2. The spatially heterodyne raman spectrometer of claim 1, wherein the refractive assembly comprises a first mirror, a second mirror, and a beam splitting prism; the first reflecting mirror and the second reflecting mirror are respectively fixed on two side surfaces of the beam splitting prism and are symmetrical relative to the beam splitting surface in the beam splitting prism.

3. The spatially heterodyne raman spectrometer of claim 2, wherein the collimated beam is split into two beams by the beam splitting plane;

a beam of collimated light enters the plane reflecting mirror after being reflected by the first reflecting mirror, and the reflected light enters the beam splitting prism after being reflected back;

The other collimated beam is reflected by the second reflecting mirror, is refracted by the prism and enters the echelle grating to be diffracted, and the diffracted beam enters the beam splitting prism again;

the reflected light beam and the diffracted light beam interfere in the beam splitting prism.

4. A spatially heterodyne raman spectrometer according to claim 3 wherein the imaging device comprises an imaging lens group and an area array detector, the imaging lens group being located directly in front of the area array detector; the interference light beam is refracted by the imaging lens group and then imaged in the area array detector.

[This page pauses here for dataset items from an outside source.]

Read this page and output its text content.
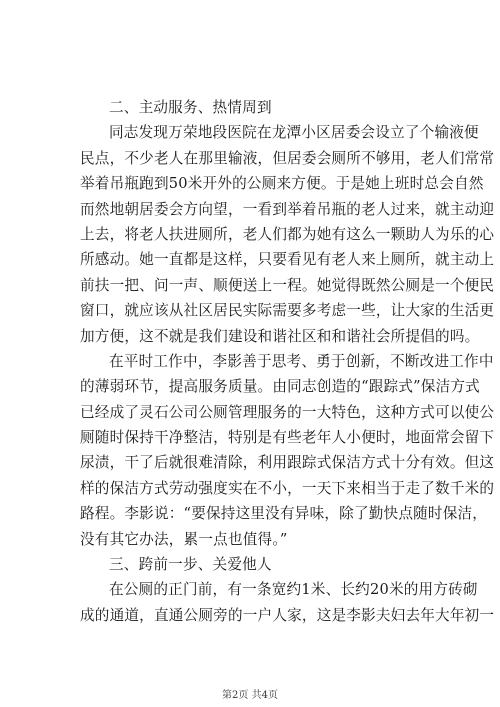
二、主动服务、热情周到
同志发现万荣地段医院在龙潭小区居委会设立了个输液便
民点，不少老人在那里输液，但居委会厕所不够用，老人们常常
举着吊瓶跑到50米开外的公厕来方便。于是她上班时总会自然
而然地朝居委会方向望，一看到举着吊瓶的老人过来，就主动迎
上去，将老人扶进厕所，老人们都为她有这么一颗助人为乐的心
所感动。她一直都是这样，只要看见有老人来上厕所，就主动上
前扶一把、问一声、顺便送上一程。她觉得既然公厕是一个便民
窗口，就应该从社区居民实际需要多考虑一些，让大家的生活更
加方便，这不就是我们建设和谐社区和和谐社会所提倡的吗。
在平时工作中，李影善于思考、勇于创新，不断改进工作中
的薄弱环节，提高服务质量。由同志创造的“跟踪式”保洁方式
已经成了灵石公司公厕管理服务的一大特色，这种方式可以使公
厕随时保持干净整洁，特别是有些老年人小便时，地面常会留下
尿渍，干了后就很难清除，利用跟踪式保洁方式十分有效。但这
样的保洁方式劳动强度实在不小，一天下来相当于走了数千米的
路程。李影说：“要保持这里没有异味，除了勤快点随时保洁，
没有其它办法，累一点也值得。”
三、跨前一步、关爱他人
在公厕的正门前，有一条宽约1米、长约20米的用方砖砌
成的通道，直通公厕旁的一户人家，这是李影夫妇去年大年初一
第2页 共4页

5. The spatially heterodyne raman spectrometer of claim 4, wherein the light source device comprises: the laser device comprises a laser device and a converging lens, wherein the converging lens is positioned right in front of the laser device, and the laser device emits laser and then is converged by the converging lens to be injected into a sample.

6. The spatially heterodyne raman spectrometer of claim 5, wherein the sample is located at a front focal point of the collimating lens.